The fourth and final installment of the ONC’s four-part blog series on HIPAA, “The Real HIPAA: Quality Assessment/Quality Improvement and Population-Based Activities Examples,” focuses once again on illustrating the interoperability of HIPAA through examples. The examples are a continuation of Part 3 and are taken directly from the ONC’s blog post.
Example 4: Quality Assessment/Quality Improvement – 45 CFR 164.506(c)(5)

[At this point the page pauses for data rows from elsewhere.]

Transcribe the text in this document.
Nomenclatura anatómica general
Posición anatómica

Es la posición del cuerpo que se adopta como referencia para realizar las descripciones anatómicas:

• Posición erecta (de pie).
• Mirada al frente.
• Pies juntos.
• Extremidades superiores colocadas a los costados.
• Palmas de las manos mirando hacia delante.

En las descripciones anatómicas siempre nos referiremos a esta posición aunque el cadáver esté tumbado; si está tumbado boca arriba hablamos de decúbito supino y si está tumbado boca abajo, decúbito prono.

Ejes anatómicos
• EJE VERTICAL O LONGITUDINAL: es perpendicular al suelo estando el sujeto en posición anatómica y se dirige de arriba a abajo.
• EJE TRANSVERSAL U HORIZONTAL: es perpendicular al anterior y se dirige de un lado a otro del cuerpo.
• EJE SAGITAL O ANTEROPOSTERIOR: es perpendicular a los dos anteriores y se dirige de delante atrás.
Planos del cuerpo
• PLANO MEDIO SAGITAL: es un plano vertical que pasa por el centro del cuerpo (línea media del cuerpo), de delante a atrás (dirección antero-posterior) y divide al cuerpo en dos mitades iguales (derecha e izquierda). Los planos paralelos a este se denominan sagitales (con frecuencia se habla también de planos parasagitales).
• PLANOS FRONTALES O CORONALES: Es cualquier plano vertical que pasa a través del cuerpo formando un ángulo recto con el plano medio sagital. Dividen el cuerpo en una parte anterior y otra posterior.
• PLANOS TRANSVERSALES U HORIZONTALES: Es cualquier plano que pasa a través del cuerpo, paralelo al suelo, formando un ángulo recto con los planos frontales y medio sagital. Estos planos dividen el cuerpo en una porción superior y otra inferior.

Providers participating in the ACO/OHCA may permit the ACO quality committee to access the Protected Health Information (PHI) needed for the quality assessment. An Accountable Care Organization (ACO) that consists of multiple providers operating as an Organized Health Care Arrangement (OHCA) has a quality committee made up of professionals from within the ACO. In order to improve patient health and meet Medicare’s quality improvement requirements, the quality committee plans to obtain and review treatment and health outcomes of ACO patients who experienced hospital-acquired infections and surgical errors.
Where the ACO is not operated as an OHCA, but the quality committee is evaluating care quality on behalf of the individual providers in the ACO, the providers participating in the ACO may permit the ACO quality committee to access the necessary PHI for the quality assessment, but only for patients whom the requesting and disclosing providers have in common, pursuant to 164.506(c)(4), instead for all the patients in the ACO.

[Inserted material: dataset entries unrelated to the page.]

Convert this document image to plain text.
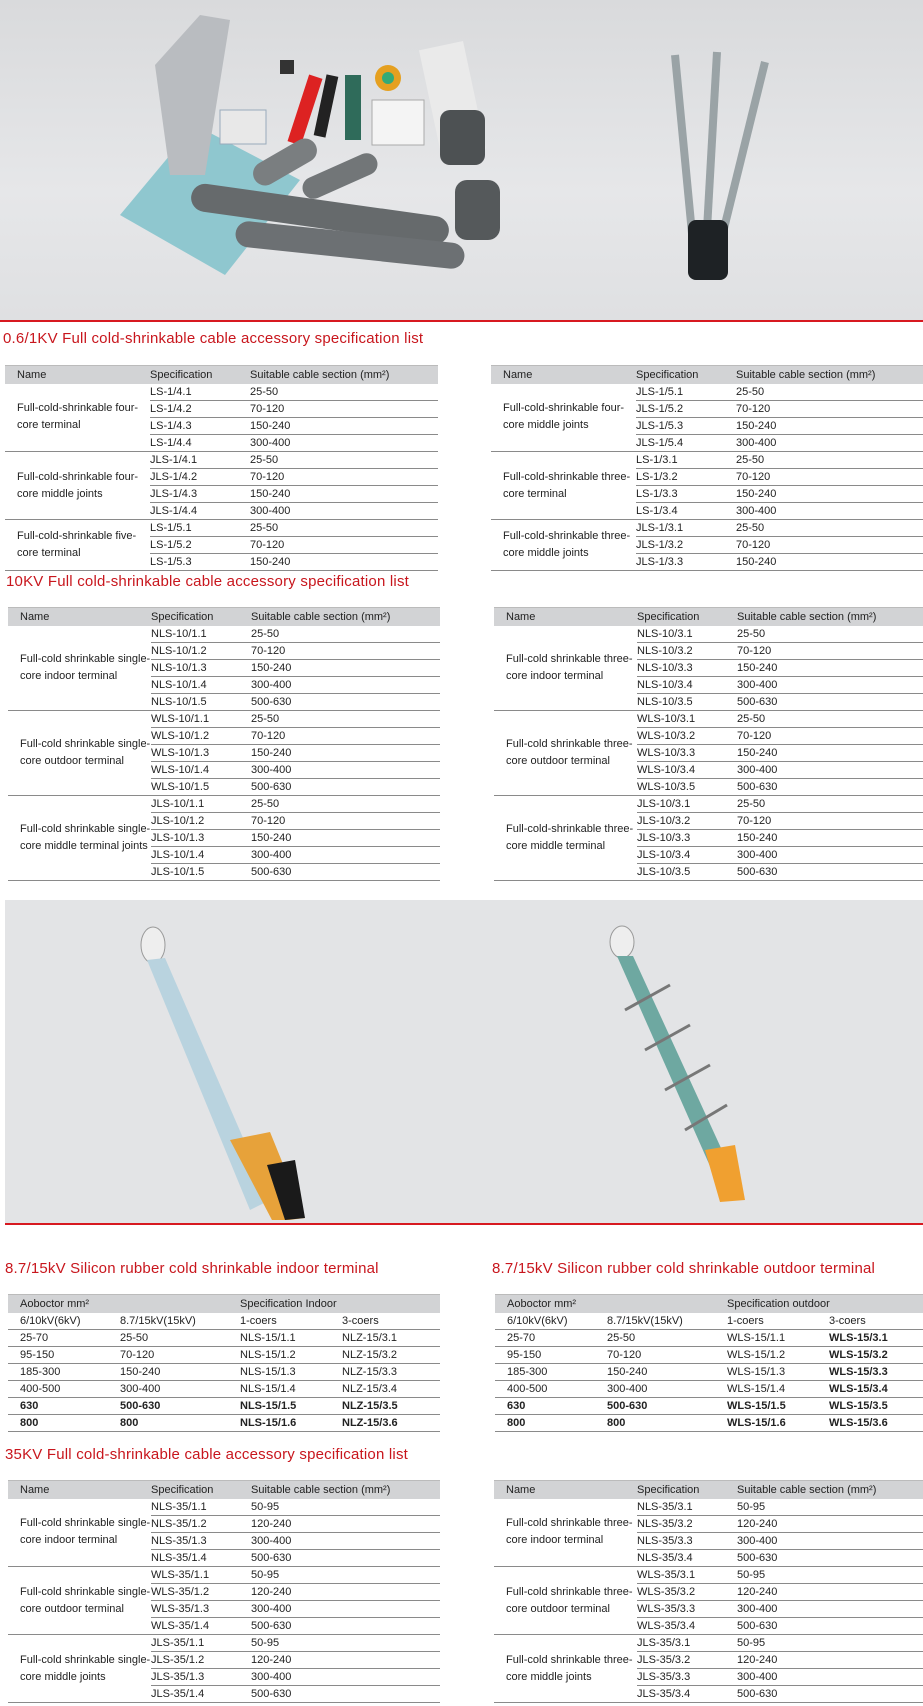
0.6/1KV Full cold-shrinkable cable accessory specification list
Name	Specification	Suitable cable section (mm²)
Full-cold-shrinkable four-core terminal	LS-1/4.1	25-50
	LS-1/4.2	70-120
	LS-1/4.3	150-240
	LS-1/4.4	300-400
Full-cold-shrinkable four-core middle joints	JLS-1/4.1	25-50
	JLS-1/4.2	70-120
	JLS-1/4.3	150-240
	JLS-1/4.4	300-400
Full-cold-shrinkable five-core terminal	LS-1/5.1	25-50
	LS-1/5.2	70-120
	LS-1/5.3	150-240
Name	Specification	Suitable cable section (mm²)
Full-cold-shrinkable four-core middle joints	JLS-1/5.1	25-50
	JLS-1/5.2	70-120
	JLS-1/5.3	150-240
	JLS-1/5.4	300-400
Full-cold-shrinkable three-core terminal	LS-1/3.1	25-50
	LS-1/3.2	70-120
	LS-1/3.3	150-240
	LS-1/3.4	300-400
Full-cold-shrinkable three-core middle joints	JLS-1/3.1	25-50
	JLS-1/3.2	70-120
	JLS-1/3.3	150-240
10KV Full cold-shrinkable cable accessory specification list
Name	Specification	Suitable cable section (mm²)
Full-cold shrinkable single-core indoor terminal	NLS-10/1.1	25-50
	NLS-10/1.2	70-120
	NLS-10/1.3	150-240
	NLS-10/1.4	300-400
	NLS-10/1.5	500-630
Full-cold shrinkable single-core outdoor terminal	WLS-10/1.1	25-50
	WLS-10/1.2	70-120
	WLS-10/1.3	150-240
	WLS-10/1.4	300-400
	WLS-10/1.5	500-630
Full-cold shrinkable single-core middle terminal joints	JLS-10/1.1	25-50
	JLS-10/1.2	70-120
	JLS-10/1.3	150-240
	JLS-10/1.4	300-400
	JLS-10/1.5	500-630
Name	Specification	Suitable cable section (mm²)
Full-cold shrinkable three-core indoor terminal	NLS-10/3.1	25-50
	NLS-10/3.2	70-120
	NLS-10/3.3	150-240
	NLS-10/3.4	300-400
	NLS-10/3.5	500-630
Full-cold shrinkable three-core outdoor terminal	WLS-10/3.1	25-50
	WLS-10/3.2	70-120
	WLS-10/3.3	150-240
	WLS-10/3.4	300-400
	WLS-10/3.5	500-630
Full-cold-shrinkable three-core middle terminal	JLS-10/3.1	25-50
	JLS-10/3.2	70-120
	JLS-10/3.3	150-240
	JLS-10/3.4	300-400
	JLS-10/3.5	500-630
8.7/15kV Silicon rubber cold shrinkable indoor terminal	8.7/15kV Silicon rubber cold shrinkable outdoor terminal
Aoboctor mm²		Specification Indoor	
6/10kV(6kV)	8.7/15kV(15kV)	1-coers	3-coers
25-70	25-50	NLS-15/1.1	NLZ-15/3.1
95-150	70-120	NLS-15/1.2	NLZ-15/3.2
185-300	150-240	NLS-15/1.3	NLZ-15/3.3
400-500	300-400	NLS-15/1.4	NLZ-15/3.4
630	500-630	NLS-15/1.5	NLZ-15/3.5
800	800	NLS-15/1.6	NLZ-15/3.6
Aoboctor mm²		Specification outdoor	
6/10kV(6kV)	8.7/15kV(15kV)	1-coers	3-coers
25-70	25-50	WLS-15/1.1	WLS-15/3.1
95-150	70-120	WLS-15/1.2	WLS-15/3.2
185-300	150-240	WLS-15/1.3	WLS-15/3.3
400-500	300-400	WLS-15/1.4	WLS-15/3.4
630	500-630	WLS-15/1.5	WLS-15/3.5
800	800	WLS-15/1.6	WLS-15/3.6
35KV Full cold-shrinkable cable accessory specification list
Name	Specification	Suitable cable section (mm²)
Full-cold shrinkable single-core indoor terminal	NLS-35/1.1	50-95
	NLS-35/1.2	120-240
	NLS-35/1.3	300-400
	NLS-35/1.4	500-630
Full-cold shrinkable single-core outdoor terminal	WLS-35/1.1	50-95
	WLS-35/1.2	120-240
	WLS-35/1.3	300-400
	WLS-35/1.4	500-630
Full-cold shrinkable single-core middle joints	JLS-35/1.1	50-95
	JLS-35/1.2	120-240
	JLS-35/1.3	300-400
	JLS-35/1.4	500-630
Name	Specification	Suitable cable section (mm²)
Full-cold shrinkable three-core indoor terminal	NLS-35/3.1	50-95
	NLS-35/3.2	120-240
	NLS-35/3.3	300-400
	NLS-35/3.4	500-630
Full-cold shrinkable three-core outdoor terminal	WLS-35/3.1	50-95
	WLS-35/3.2	120-240
	WLS-35/3.3	300-400
	WLS-35/3.4	500-630
Full-cold shrinkable three-core middle joints	JLS-35/3.1	50-95
	JLS-35/3.2	120-240
	JLS-35/3.3	300-400
	JLS-35/3.4	500-630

In both instances, (OHCA and non-OHCA), access to, or disclosure of, electronic PHI can be made using Certified EHR Technology, so long as the HIPAA Security Rule is complied with.
Example 5: Quality Assessment/Quality Improvement – 45 CFR 164.506(c)(1) and (c)(4)
As part of a quality review, a health care provider may need to know the health outcome of a patient that the provider treated but no longer has contact with (e.g., patient was transferred to another provider). The provider may query a Health Information Exchange (HIE) for the relevant health outcomes of the individual, or the provider could directly ask the subsequent provider for information.
Example 6: Population-Based Activities – 45 CFR 164.506(c)(1) and (c)(4)A provider that has treated the patient and is responding to this query may use Certified EHR Technology to send the relevant information directly to the requesting health care provider, or may disclose to the requesting provider using the HIE. Disclosure of electronic PHI by Certified EHR Technology or other electronic means requires HIPAA Security Rule compliance. This scenario also works for health plans with a relationship with the patient; it is not limited to providers.
Unaffiliated hospitals in the same community often see the same patients and may not be able to tell whether a patient’s hospital-acquired infection resulted from care received at the current treating hospital or from a prior visit to a separate hospital in the community.
The hospitals that have treated or are treating the patient may use Certified EHR Technology to share relevant PHI to try to determine the source and/or cause of the infection in order to prevent further infections.
Disclosure of electronic PHI by Certified EHR Technology or other means requires HIPAA Security Rule compliance.
This post concludes the four-part series on HIPAA.